EBITDA development was influenced not only by currency effects, but also primarily by the recognition of provisions for legal proceedings of CHF 82 million in prior year (2023: CHF 3 million). Without one-off items and with a constant EUR exchange rate, this resulted in an increase in EBITDA of CHF 48 million (+2.1%). Swisscom Switzerland and Fastweb both contributed to this, with CHF 16 million and CHF 8 million respectively. The other operating segments recorded a decrease of CHF 28 million. The largest effect on Group EBITDA resulted from the reconciliation of pension costs. As the interest rate relevant for IFRS measurement has increased, the IFRS pension costs for the full year 2023 will decrease by around CHF 90 million compared to the previous year. The positive reconciliation effect in the first half of 2023 was CHF 49 million. Consolidated net income rose by 8.0% year-on-year to total CHF 848 million. The increase in operating income was partly offset by a deterioration in the financial result.

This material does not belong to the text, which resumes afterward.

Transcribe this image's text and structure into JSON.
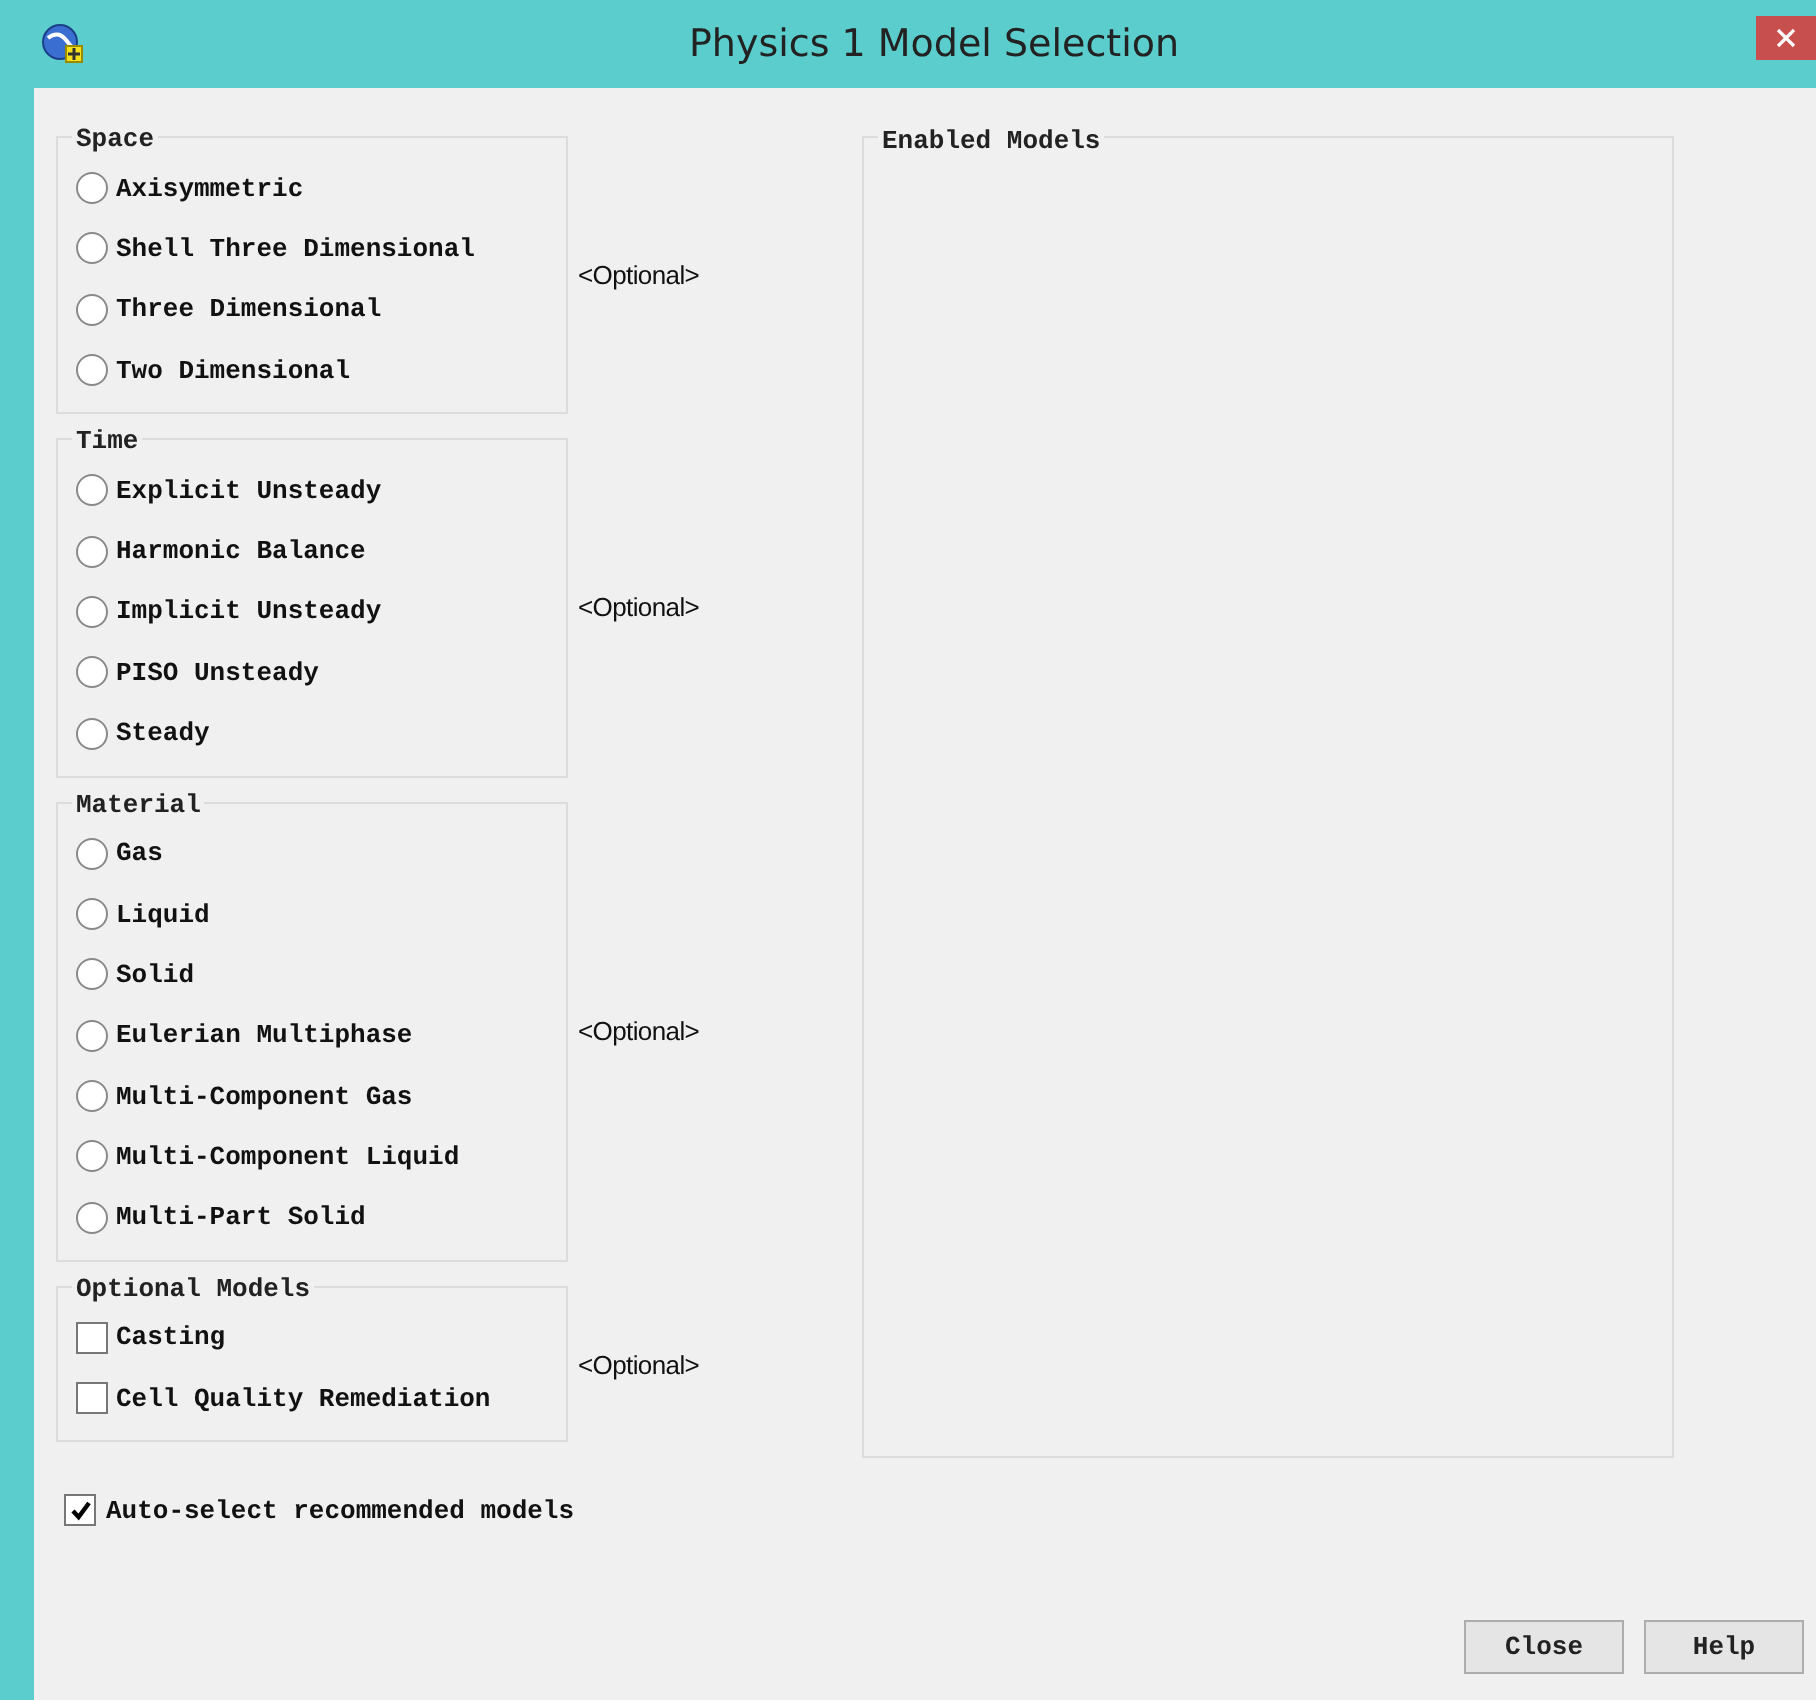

The Group’s capital expenditure rose by 5.7% in a year-on-year comparison to CHF 1,113 million. Capital expenditure in the Swiss core business rose by 8.7%, while it fell by 0.7% at Fastweb (in EUR). The operating free cash flow proxy rose by 5.5% year-on-year to CHF 1,047 million. The higher EBITDA was compensated for in part by the increase in capital expenditure. Free cash flow increased by CHF 169 million to CHF 462 million mainly due to lower income tax payments. The decrease in income tax payments is due to the different timing of due dates. Net debt decreased by 5.0% to CHF 8,108 million year-on-year. The number of Swisscom employees increased by 2.3% to 19,497 FTEs. In Switzerland, headcount increased by 0.3% to 15,929 FTEs.
The financial outlook for the 2023 financial year remains unchanged. Swisscom expects revenue of CHF 11.1 to 11.2 billion, EBITDA of CHF 4.6 to 4.7 billion and capital expenditure of around CHF 2.3 billion for 2023. Subject to achievement of its targets, Swisscom plans to propose payment of an unchanged dividend of CHF 22 per share for the 2023 financial year at the 2024 Annual General Meeting.